27 September 2021

For the past 18 months Royal Papworth Hospital has been leading on a national project called Humoral Immune Correlates of COVID-19 (HICC Study). RPH are collaborating on this study with the University of Cambridge, along with a wider team of scientists (the HICC Consortium) and have been awarded a grant of £1.5 million from the NIHR. This study aims to understand the antibody response in COVID-19 disease in two groups of people: NHS workers and COVID-19 patients. Participants undergo one year of regular blood tests, swabs and questionnaires.

The team is investigating how the immune response differs in patients with asymptomatic, mild, moderate and severe disease, and why some individuals are more susceptible to severe disease than others. A vaccination arm was later added to the study to explore vaccine response in healthy volunteers (staff) and patients. The HICC team are exploring how the immune response differs following infection compared with vaccination, the impact of pre-vaccination exposure, and whether the immune response to vaccination differs in at risk groups.

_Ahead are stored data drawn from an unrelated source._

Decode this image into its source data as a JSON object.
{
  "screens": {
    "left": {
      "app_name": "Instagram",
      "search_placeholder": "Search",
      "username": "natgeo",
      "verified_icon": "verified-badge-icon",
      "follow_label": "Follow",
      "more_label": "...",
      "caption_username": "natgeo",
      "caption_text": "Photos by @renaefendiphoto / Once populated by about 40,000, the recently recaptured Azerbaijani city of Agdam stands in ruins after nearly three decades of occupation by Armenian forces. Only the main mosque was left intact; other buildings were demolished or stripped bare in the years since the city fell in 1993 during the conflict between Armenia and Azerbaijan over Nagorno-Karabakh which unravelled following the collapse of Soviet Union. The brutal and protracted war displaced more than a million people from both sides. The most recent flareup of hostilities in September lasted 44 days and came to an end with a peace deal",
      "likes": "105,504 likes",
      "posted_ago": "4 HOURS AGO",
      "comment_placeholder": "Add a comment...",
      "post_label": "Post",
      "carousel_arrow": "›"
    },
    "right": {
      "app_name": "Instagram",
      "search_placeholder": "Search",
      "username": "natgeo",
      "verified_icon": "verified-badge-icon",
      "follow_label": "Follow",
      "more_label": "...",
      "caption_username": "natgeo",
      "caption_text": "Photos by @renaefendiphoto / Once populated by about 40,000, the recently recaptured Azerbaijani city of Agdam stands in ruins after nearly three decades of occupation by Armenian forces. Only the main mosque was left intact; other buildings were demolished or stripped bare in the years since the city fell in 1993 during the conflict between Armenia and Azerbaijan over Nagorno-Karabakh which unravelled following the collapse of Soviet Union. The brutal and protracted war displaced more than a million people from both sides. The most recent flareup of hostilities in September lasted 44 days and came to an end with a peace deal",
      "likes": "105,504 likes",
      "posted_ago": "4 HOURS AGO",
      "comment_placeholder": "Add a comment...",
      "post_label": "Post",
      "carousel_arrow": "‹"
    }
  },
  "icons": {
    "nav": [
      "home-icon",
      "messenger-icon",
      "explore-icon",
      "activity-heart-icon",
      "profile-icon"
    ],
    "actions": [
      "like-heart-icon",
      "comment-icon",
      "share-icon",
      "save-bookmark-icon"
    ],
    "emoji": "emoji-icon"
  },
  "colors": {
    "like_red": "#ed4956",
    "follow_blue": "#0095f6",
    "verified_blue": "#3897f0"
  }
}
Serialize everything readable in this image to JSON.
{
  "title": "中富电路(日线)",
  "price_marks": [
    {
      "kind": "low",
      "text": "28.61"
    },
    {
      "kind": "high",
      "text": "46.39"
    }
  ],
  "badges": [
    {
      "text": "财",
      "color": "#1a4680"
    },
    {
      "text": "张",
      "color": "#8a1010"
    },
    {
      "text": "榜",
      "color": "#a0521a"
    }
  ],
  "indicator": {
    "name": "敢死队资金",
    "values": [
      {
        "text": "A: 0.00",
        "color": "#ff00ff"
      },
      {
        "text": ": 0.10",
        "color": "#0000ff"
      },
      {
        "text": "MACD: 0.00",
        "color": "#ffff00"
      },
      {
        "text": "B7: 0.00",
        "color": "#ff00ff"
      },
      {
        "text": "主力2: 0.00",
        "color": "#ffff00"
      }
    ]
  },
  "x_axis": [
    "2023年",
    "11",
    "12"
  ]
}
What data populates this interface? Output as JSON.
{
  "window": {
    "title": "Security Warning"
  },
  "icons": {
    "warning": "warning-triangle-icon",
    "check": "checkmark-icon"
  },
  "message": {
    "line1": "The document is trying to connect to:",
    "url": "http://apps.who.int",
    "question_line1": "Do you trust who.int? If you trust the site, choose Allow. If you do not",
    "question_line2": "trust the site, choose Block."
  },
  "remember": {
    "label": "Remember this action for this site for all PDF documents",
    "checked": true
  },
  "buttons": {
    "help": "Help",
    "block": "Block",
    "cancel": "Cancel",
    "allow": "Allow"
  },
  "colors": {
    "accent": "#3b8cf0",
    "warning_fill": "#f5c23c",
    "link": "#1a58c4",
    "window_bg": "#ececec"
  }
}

HICC was given Urgent Public Health Study designation by the NIHR and, like all COVID studies, needed to be set up rapidly. The first participants were recruited in Papworth in April 2020,  just one month after the WHO declared a pandemic. The majority of staff were recruited within the first month of the study opening. Further NHS Trusts joined in the months that followed. The study has continually adapted as the pandemic evolves resulting in many protocol amendments including, most recently, extending recruitment of participants during the third wave of infections.  In another important development a finger prick blood test has been developed to test for neutralising antibodies. This simple test can be performed at home eliminating the need for clinic visits and considerably reducing the amount of blood required. This is mainly being used by staff volunteers at present but the team are investigating how to extend the use of this to patients too.

Some initial results were published in The Lancet Microbe in June 2021, with more expected to follow as the study closes at the end of the year.